Des mesures chimiques sur un cycle annuel complet

« Du fait des contraintes logistiques inhérentes au travail dans cette région, notre vision est désespérément parcellaire – quelques semaines d’étude par-ci, quelques mois au plus par-là – avec lesquels il est difficile de tirer un bilan annuel fiable des flux de gaz à effet de serre. MOSAiC est une opportunité unique d’étudier ces questions et d’intégrer nos mesures au cours d’un cycle annuel complet dans une des régions les plus inaccessibles. »

Infographie des principaux centres d’intérêt scientifique de MOSAiC ©MOSAiC

 

« C’est un effort logistique exceptionnel, jamais conduit jusqu’alors. MOSAiC sera pour nous un pas en avant déterminant, et donc un objectif essentiel. Nous serons à bord responsables des mesures d’oxyde nitreux, un des principaux gaz à effet de serre, et collaborerons pour la mesure de deux autres gaz plus connus, le dioxyde de carbone et le méthane. »

Une expédition folle aux chiffres fous

L’expédition MOSAiC, dont le budget est de 140 millions d’euros, est dirigée par l’Institut Alfred Wegener du Centre Helmholtz pour la recherche polaire et marine. Elle présente des défis sans précédent.

Une flotte internationale de quatre brise-glaces, d’hélicoptères et d’avions ravitaillera le Polarstern pour son voyage épique. Au total, 600 participants internationaux, dont la moitié de chercheurs, participeront à cette mission. Elle se terminera à la fin de l’été arctique 2020. Le Polarstern se libérera alors des glaces et retournera à son port d’attache de Bremerhaven, en Allemagne, où il devrait arriver vers la mi-octobre 2020.

Notre météo se mitonne en Arctique

Pour Markus Rex, Directeur de l’expédition et chercheur au Alfred Wegener Institute : “Cette mission est révolutionnaire. Jamais, auparavant, il n’y avait eu une expédition aussi complexe dans cette partie du monde et en hiver. Nous étudierons les processus climatiques dans le centre de l’Arctique. Ainsi, pour la première fois, nous serons en mesure de les comprendre et de les représenter correctement dans les modèles climatiques. »

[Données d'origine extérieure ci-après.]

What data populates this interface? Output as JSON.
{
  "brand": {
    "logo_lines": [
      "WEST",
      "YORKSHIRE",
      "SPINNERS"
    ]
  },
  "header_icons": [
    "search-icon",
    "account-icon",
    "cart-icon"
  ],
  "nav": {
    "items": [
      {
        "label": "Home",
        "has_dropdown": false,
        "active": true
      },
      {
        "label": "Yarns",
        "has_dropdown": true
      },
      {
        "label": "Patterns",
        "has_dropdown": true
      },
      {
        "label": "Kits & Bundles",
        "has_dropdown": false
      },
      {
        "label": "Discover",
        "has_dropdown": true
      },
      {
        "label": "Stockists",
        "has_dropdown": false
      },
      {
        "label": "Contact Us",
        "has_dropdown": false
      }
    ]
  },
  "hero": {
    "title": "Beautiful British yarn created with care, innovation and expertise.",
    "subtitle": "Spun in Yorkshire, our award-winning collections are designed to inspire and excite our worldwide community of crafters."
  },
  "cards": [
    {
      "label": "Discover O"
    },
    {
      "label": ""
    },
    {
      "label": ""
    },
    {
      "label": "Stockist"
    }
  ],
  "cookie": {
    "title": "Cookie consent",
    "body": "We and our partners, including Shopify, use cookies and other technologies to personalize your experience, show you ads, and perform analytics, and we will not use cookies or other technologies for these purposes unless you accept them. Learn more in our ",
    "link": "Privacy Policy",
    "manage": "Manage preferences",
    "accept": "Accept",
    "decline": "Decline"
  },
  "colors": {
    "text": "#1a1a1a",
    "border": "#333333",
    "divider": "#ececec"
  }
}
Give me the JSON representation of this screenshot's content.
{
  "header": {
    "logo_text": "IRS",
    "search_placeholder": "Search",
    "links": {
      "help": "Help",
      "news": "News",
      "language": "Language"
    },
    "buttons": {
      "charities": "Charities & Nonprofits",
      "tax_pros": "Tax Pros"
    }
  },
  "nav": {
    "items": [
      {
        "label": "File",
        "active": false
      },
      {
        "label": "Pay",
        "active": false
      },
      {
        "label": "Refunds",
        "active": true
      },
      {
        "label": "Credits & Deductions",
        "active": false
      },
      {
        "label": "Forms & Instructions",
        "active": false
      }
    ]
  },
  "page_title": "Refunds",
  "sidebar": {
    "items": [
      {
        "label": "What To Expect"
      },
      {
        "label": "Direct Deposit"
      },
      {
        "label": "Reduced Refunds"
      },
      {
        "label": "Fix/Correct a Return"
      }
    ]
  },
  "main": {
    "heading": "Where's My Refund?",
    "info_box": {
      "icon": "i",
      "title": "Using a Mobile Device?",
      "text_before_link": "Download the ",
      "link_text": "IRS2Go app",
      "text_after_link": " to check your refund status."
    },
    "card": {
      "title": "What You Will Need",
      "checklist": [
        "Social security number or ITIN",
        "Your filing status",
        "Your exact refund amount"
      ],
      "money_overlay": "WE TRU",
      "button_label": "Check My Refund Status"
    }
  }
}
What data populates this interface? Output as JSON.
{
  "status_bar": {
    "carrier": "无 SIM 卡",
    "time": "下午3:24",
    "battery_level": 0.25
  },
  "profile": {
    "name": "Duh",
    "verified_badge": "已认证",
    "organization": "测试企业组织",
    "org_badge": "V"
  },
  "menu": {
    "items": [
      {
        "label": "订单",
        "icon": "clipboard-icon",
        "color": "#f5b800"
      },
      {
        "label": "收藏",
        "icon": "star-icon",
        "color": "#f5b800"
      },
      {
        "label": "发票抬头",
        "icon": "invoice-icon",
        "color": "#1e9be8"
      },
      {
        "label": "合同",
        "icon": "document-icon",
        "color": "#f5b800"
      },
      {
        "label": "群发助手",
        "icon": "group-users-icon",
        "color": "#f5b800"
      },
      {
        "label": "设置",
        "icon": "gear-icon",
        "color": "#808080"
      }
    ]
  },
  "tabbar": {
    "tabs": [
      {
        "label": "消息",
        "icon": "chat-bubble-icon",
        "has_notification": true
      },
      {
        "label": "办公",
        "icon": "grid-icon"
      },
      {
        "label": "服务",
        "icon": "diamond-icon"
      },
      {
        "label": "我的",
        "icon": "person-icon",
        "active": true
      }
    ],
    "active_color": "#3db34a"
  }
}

« L’Arctique est l’épicentre du réchauffement de la planète et a déjà subi des changements spectaculaires. Et c’est là que « se cuisine » la météo en Amérique du Nord, en Europe et en Asie. Les conditions météorologiques extrêmes comme les éclosions d’air froid de l’Arctique en hiver ou les vagues de chaleur en été sont liées aux changements qui y surviennent. En même temps, les incertitudes de nos modèles climatiques ne sont nulle part plus grandes que dans cette région polaire. Il n’y a pas de pronostic fiable sur la façon dont le climat arctique évoluera ou sur les impacts potentiels sur notre climat. Notre mission est de changer cela. »

 

*Belgique, Canada, Chine, Danemark, Finlande, France, Allemagne, Grande-Bretagne, Japon, Pays-Bas, Norvège, Pologne, Russie, Espagne, Suède, Suisse et Etats-Unis.